"Where do you suppose they could have taken him?" Trowbridge asked. "They'd never dare bring him to town."

"Gawd knows, Lem! There's more pockets and drifts up in them hills than there is jack-rabbits. 'Tain't likely the boys'll find any new sign, leastways not in time; not before that —— of a Moran—it was him did it, damn him! I know it was. Lem, for Gawd's sake, what are we goin' to do?"

"The first thing to do, Bill, is to get you out of this town, before Thomas shows up and jumps you."

"I don't keer for myself. I'll shoot the...."

"Luckily, he's away just now," Trowbridge went on, ignoring the interruption. "Come with me!" He led the way into the hotel. "Frank," he said to the red-headed proprietor, "is Moran in town to-day?"

"Nope." The Irishman regarded Santry with interest. "He went out this morning with four or five men."

"Rexhill's here, ain't he?" Trowbridge asked then. "Tell him there's two gentlemen here to see him.

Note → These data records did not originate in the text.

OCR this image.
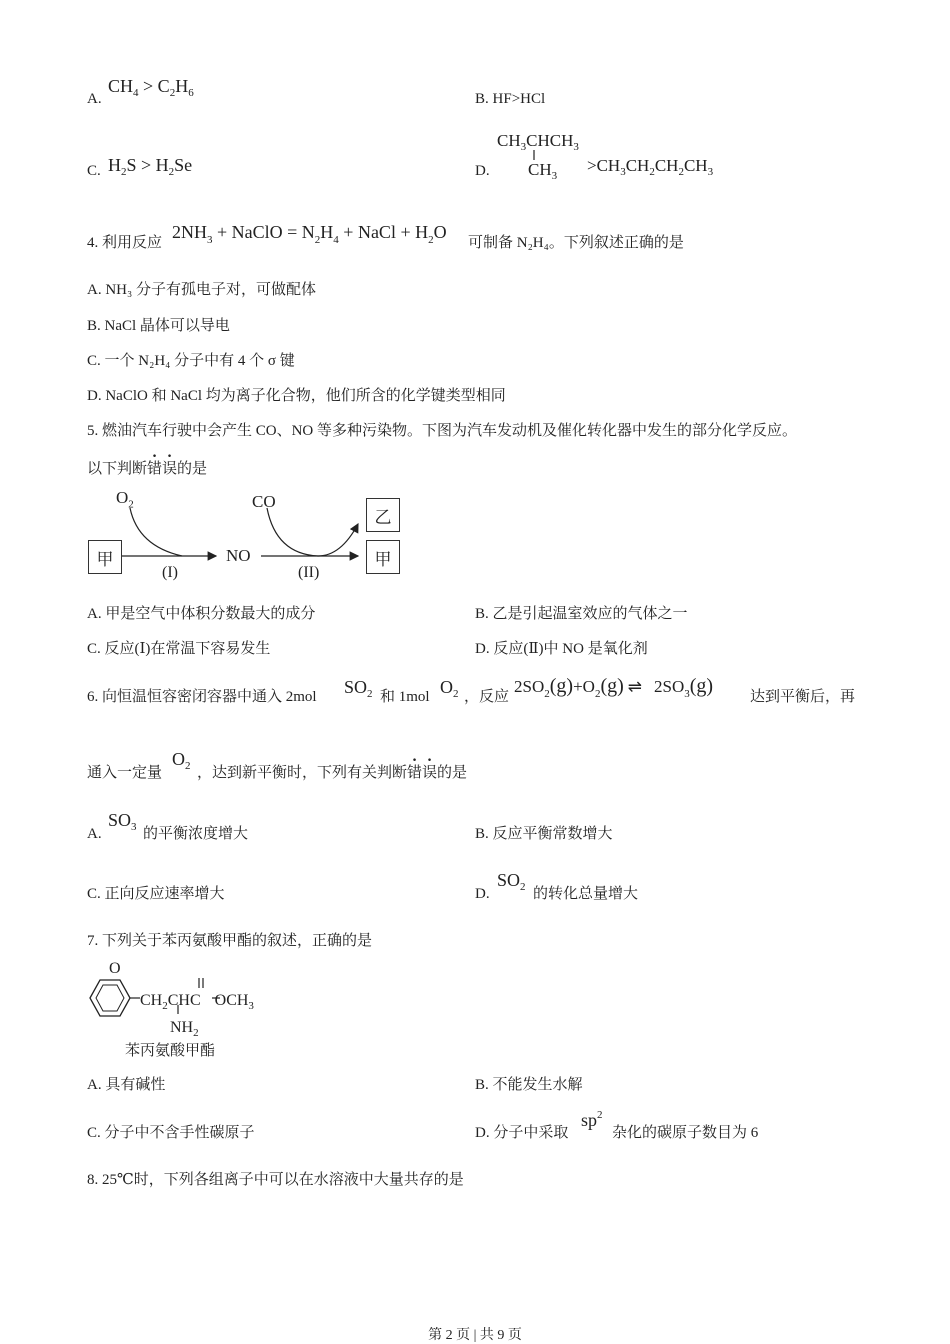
A.
$CH_4 > C_2H_6$	B. HF>HCl
C. $H_2S > H_2Se$	D.
$CH_3CHCH_3$
$CH_3$
$>CH_3CH_2CH_2CH_3$
4. 利用反应
$2NH_3$ + NaClO = $N_2H_4$ + NaCl + $H_2O$
可制备 N₂H₄。下列叙述正确的是
A. NH₃ 分子有孤电子对，可做配体
B. NaCl 晶体可以导电
C. 一个 N₂H₄ 分子中有 4 个 σ 键
D. NaClO 和 NaCl 均为离子化合物，他们所含的化学键类型相同
5. 燃油汽车行驶中会产生 CO、NO 等多种污染物。下图为汽车发动机及催化转化器中发生的部分化学反应。
以下判断错误的是
甲
$O_2$
(I)
NO
CO
(II)
乙
甲
A. 甲是空气中体积分数最大的成分	B. 乙是引起温室效应的气体之一
C. 反应(Ⅰ)在常温下容易发生	D. 反应(Ⅱ)中 NO 是氧化剂
6. 向恒温恒容密闭容器中通入 2mol $SO_2$ 和 1mol $O_2$ ，反应
$2SO_2(g)+O_2(g)$ ⇌ $2SO_3(g)$ 达到平衡后，再
通入一定量
$O_2$ ，达到新平衡时，下列有关判断错误的是
A.
$SO_3$ 的平衡浓度增大	B. 反应平衡常数增大
C. 正向反应速率增大	D.
$SO_2$ 的转化总量增大
7. 下列关于苯丙氨酸甲酯的叙述，正确的是
O
$CH_2CHC$ $OCH_3$
$NH_2$
苯丙氨酸甲酯
A. 具有碱性	B. 不能发生水解
C. 分子中不含手性碳原子	D. 分子中采取
$sp^2$
杂化的碳原子数目为 6
8. 25℃时，下列各组离子中可以在水溶液中大量共存的是
第 2 页 | 共 9 页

Needn't mention any names. He doesn't know me."

When Santry, with the instinct of his breed, hitched his revolver to a more convenient position on his hip, Trowbridge reached out and took it away from him. He dared not trust the old man in his present mood. He intended to question the Senator, to probe him, perhaps to threaten him; but the time had not come to shoot him.

"I'll keep this for you, Bill," he said soothingly, and dropped the weapon into his coat pocket. "I'm going to take you up with me, for the sake of the effect of that face of yours, looking the way it does right now. But I'll do the talking, mind! It won't take long. We're going to act some, too."